C’est mon cœur marqué
Par d’anciennes pluies
Et ce lent cortège
D’aubes qui le suit.
Voici mes coups de cœur de ce printemps précoce : un disque, une exposition, un film, un concert, une balade.
Prezioso, le disque posthume de Gian Maria Testa : un disque précieux (1)
Quelle émotion, trois ans après sa disparition brutale et prématurée à 58 ans, d’entendre la voix de Gianmaria Testa, cet ami transalpin qui revient de façon inopinée nous parler d’amour et d’amitié. Et nous enchanter une fois de plus.
Né à Cavallermaggiore, et mort à Castiglione Falletto, province de Coni (Cunéo) dans le Piémont, Gianmaria Testa, auteur-compositeur-interprète, était l’un des grands cantautore de la péninsule, comme Fabizio De André ou Lucio Dalla, et le plus francophone des chanteurs italiens. Il est souvent venu chanter en France et à Toulouse en particulier, à la Mounède (aujourd’hui disparue) ou à la Salle Nougaro, pour le plus grand bonheur de ces immigrés italiens venus enrichir la France dans une période tragique de notre histoire commune ; et bien sûr des amateurs de chansons poétiques comme moi.
Balançant entre son amour de la ballade à l’italienne, du jazz et du rock, pour accompagner onze de ses poèmes intimistes, et trois reprises, du Plat pays, pour un hommage à Brel, d’une chanson de migrants italiens, Merica Merica, et d’un poème de Giovanni Pascoli, grand poète italien, que nos cousins piémontais apprenaient à l’école comme nous Victor Hugo, il nous parle encore de sa voix profonde si facilement reconnaissable.

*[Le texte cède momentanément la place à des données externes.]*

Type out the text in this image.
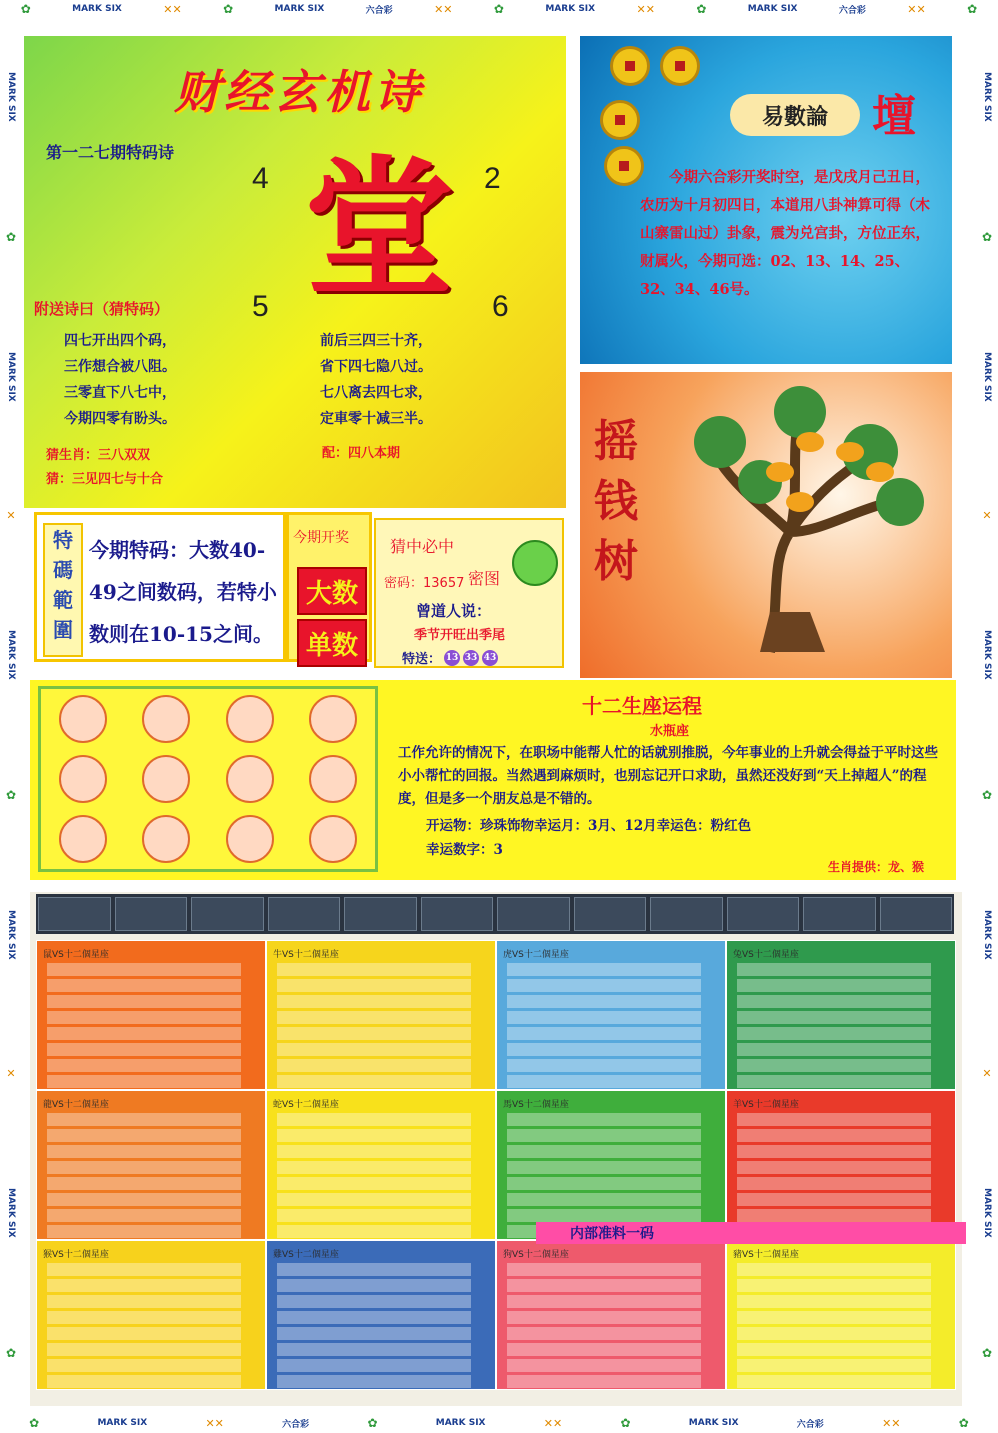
✿	MARK SIX	✕✕	✿	MARK SIX	六合彩	✕✕	✿	MARK SIX	✕✕	✿	MARK SIX	六合彩	✕✕	✿
✿	MARK SIX	✕✕	六合彩	✿	MARK SIX	✕✕	✿	MARK SIX	六合彩	✕✕	✿
MARK SIX
✿
MARK SIX
✕
MARK SIX
✿
MARK SIX
✕
MARK SIX
✿
MARK SIX
✿
MARK SIX
✕
MARK SIX
✿
MARK SIX
✕
MARK SIX
✿
财经玄机诗
第一二七期特码诗
4	2
5	6
堂
附送诗曰（猜特码）
四七开出四个码，
三作想合被八阻。
三零直下八七中，
今期四零有盼头。
前后三四三十齐，
省下四七隐八过。
七八离去四七求，
定車零十减三半。
猜生肖：三八双双
猜：三见四七与十合
配：四八本期
易數論	壇
今期六合彩开奖时空，是戊戌月己丑日，农历为十月初四日，本道用八卦神算可得（木山寨雷山过）卦象，震为兑宫卦，方位正东，财属火，今期可选：02、13、14、25、32、34、46号。
摇钱树
特碼範圍
今期特码：大数40-49之间数码，若特小数则在10-15之间。
今期开奖
大数
单数
猜中必中
密码：13657 密图
曾道人说：
季节开旺出季尾
特送： 13 33 43
十二生座运程
水瓶座
工作允许的情况下，在职场中能帮人忙的话就别推脱，今年事业的上升就会得益于平时这些小小帮忙的回报。当然遇到麻烦时，也别忘记开口求助，虽然还没好到“天上掉超人”的程度，但是多一个朋友总是不错的。
开运物：珍珠饰物幸运月：3月、12月幸运色：粉红色
幸运数字：3
生肖提供：龙、猴
鼠VS十二個星座	牛VS十二個星座	虎VS十二個星座	兔VS十二個星座
龍VS十二個星座	蛇VS十二個星座	馬VS十二個星座	羊VS十二個星座
猴VS十二個星座	雞VS十二個星座	狗VS十二個星座	豬VS十二個星座
内部准料一码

Il s’agit d’enregistrements retrouvés chez le chanteur, et restés à l’état de projets inachevés ; mais son épouse, Paola Farinetti, a tenu à partager cette sorte de testament musical laissé par son mari avec toutes celles et ceux qui aiment Gianmaria. « Le point de départ est constitué par des enregistrements imprécis à faire entendre à ses amis musiciens, avec juste sa guitare et sa voix. Ce sont des traces uniques, non séparées, avec des retours et des bruits que nous avons tâché de corriger, ce sont des bouts d’essai, des ébauches de travail comme base pour des arrangements futurs. C’est un Gianmaria au travail, un artiste dans le mouvement plein de sa pensée et de sa réflexion. C’est un privilège de l’entendre ainsi, un privilège que j’ai voulu partager parce que je pensais qu’il n’était pas juste de le garder pour moi seule”.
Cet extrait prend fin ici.